Professor Bernard L. Allen and McKain published "Where It All Began" in 1994. The book is based on years of research from diaries, deeds, tax records, archival photographs, documents and maps, many of which are used in the documentary. McKain's great-grandfather participated in the early oil boom.
McKain's 476-page book took Pennsylvania's long-standing claim as the birthplace of the oil industry to task, chronicling the discovery of oil and gas and development of the industry in West Virginia and southeastern Ohio from the mid-18th century.
Allen was a history professor at the West Virginia University at Parkersburg.
"I'm a student of West Virginia history and have produced several documentaries for broadcast on West Virginia Public Broadcasting. When I read David's book, I was fascinated. Although I'm a state native, I had very little knowledge about the significant role our state played in the development of the oil and gas industry. So I did some additional research. I ordered every documentary I could find about the oil and gas industry and none of them gave even a passing nod to events that occurred here. That's when I knew: I had to do this piece," Walko said.
McKain is among the featured historians in the hour-long video. Four of the five are published authors and the fifth interview is with the curator of the Drake Museum in Titusville.
The video also looks at the first assault on an oil field in world history when Robert E. Lee ordered Confederate Gens. William "Grumble" Jones and John Imboden to conduct a raid during the Civil War. During the raid, they burned the oil field in Burning Springs.
Parkersburg and the surrounding region are prominently featured in the film. The documentary takes its name from the phrase that Indians and early settlers used to describe the naturally occurring seeps where oil and gas bubbled up from beneath the surface.
And the town of Burning Springs in Wirt County plays a significant historical role as well.
Using excerpts from actual diaries from the period, the producers used voice actors to relay the events of the Confederate raid on the oilfields at Burning Springs.
The documentary is narrated by Nashville musician Lionel Cartwright, a native of Glen Dale, W.Va. It was edited by Parkersburg resident Wesley Poole, a videographer and editor who has worked at MotionMasters for more than 15 years.

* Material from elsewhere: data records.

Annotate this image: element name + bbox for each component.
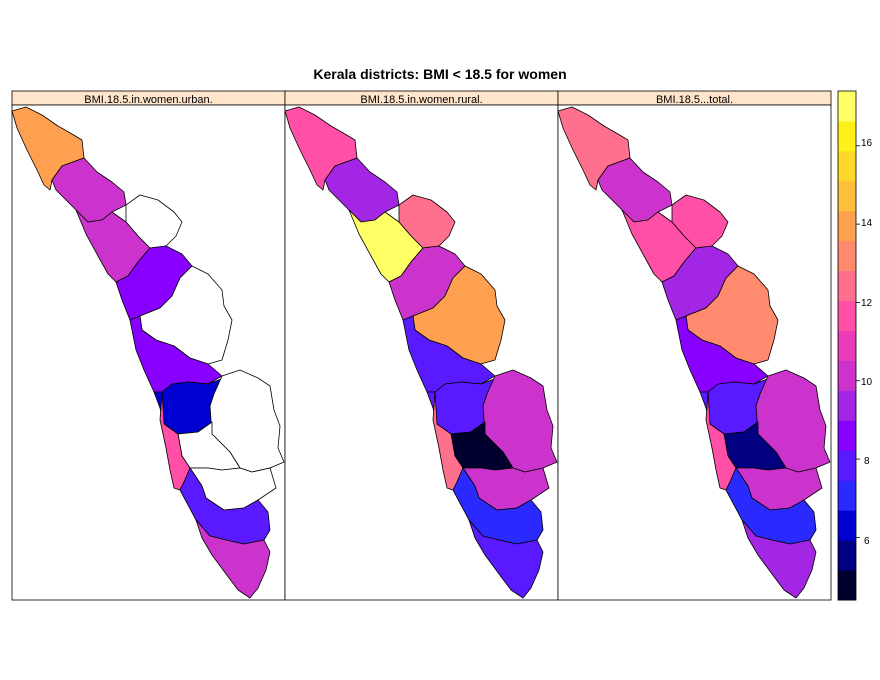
district-thiruvananthapuram	[741, 519, 817, 599]
district-kannur	[324, 157, 400, 223]
colorkey-band	[838, 150, 856, 182]
colorkey-band	[838, 180, 856, 212]
colorkey-band	[838, 360, 856, 391]
colorkey-band	[838, 480, 856, 511]
panel-title-urban: BMI.18.5.in.women.urban.	[84, 94, 212, 106]
colorkey-band	[838, 240, 856, 272]
district-thrissur	[675, 315, 769, 393]
colorkey-band	[838, 390, 856, 421]
colorkey-tick-label: 14	[861, 218, 873, 229]
colorkey-band	[838, 91, 856, 122]
colorkey-tick-label: 8	[864, 456, 870, 467]
colorkey-band	[838, 120, 856, 152]
colorkey-band	[838, 300, 856, 332]
colorkey-border	[837, 90, 857, 601]
district-idukki	[209, 369, 285, 473]
color-key	[837, 90, 860, 601]
figure-title: Kerala districts: BMI < 18.5 for women	[313, 66, 566, 82]
district-idukki	[482, 369, 558, 473]
colorkey-band	[838, 510, 856, 541]
colorkey-band	[838, 450, 856, 481]
colorkey-band	[838, 330, 856, 361]
panel-title-rural: BMI.18.5.in.women.rural.	[360, 94, 482, 106]
colorkey-band	[838, 420, 856, 451]
district-thiruvananthapuram	[468, 519, 544, 599]
colorkey-tick-label: 12	[861, 298, 873, 309]
district-thrissur	[402, 315, 496, 393]
map-panel	[557, 90, 832, 601]
panel-title-total: BMI.18.5...total.	[656, 94, 733, 106]
colorkey-band	[838, 270, 856, 302]
district-thrissur	[129, 315, 223, 393]
colorkey-tick-label: 10	[861, 377, 873, 388]
colorkey-band	[838, 570, 856, 601]
colorkey-band	[838, 210, 856, 242]
map-panel	[11, 90, 286, 601]
district-idukki	[755, 369, 831, 473]
map-panel	[284, 90, 559, 601]
colorkey-tick-label: 16	[861, 138, 873, 149]
colorkey-tick-label: 6	[864, 536, 870, 547]
district-thiruvananthapuram	[195, 519, 271, 599]
map-panels	[11, 90, 832, 601]
district-kannur	[597, 157, 673, 223]
district-kannur	[51, 157, 127, 223]
colorkey-band	[838, 540, 856, 571]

Poole also shot portions of the video, including some re-enactors in Civil War era clothing and uniforms.
"It was a really interesting piece to do, " Poole said. "Whenever we do these documentaries, I learn a lot of history - and this one was particularly interesting since Parkersburg figures so prominently in the storyline."
"We want people to know about West Virginia's leading role in the (oil and gas) industry," Walko said. "It's important to stake our claim in history."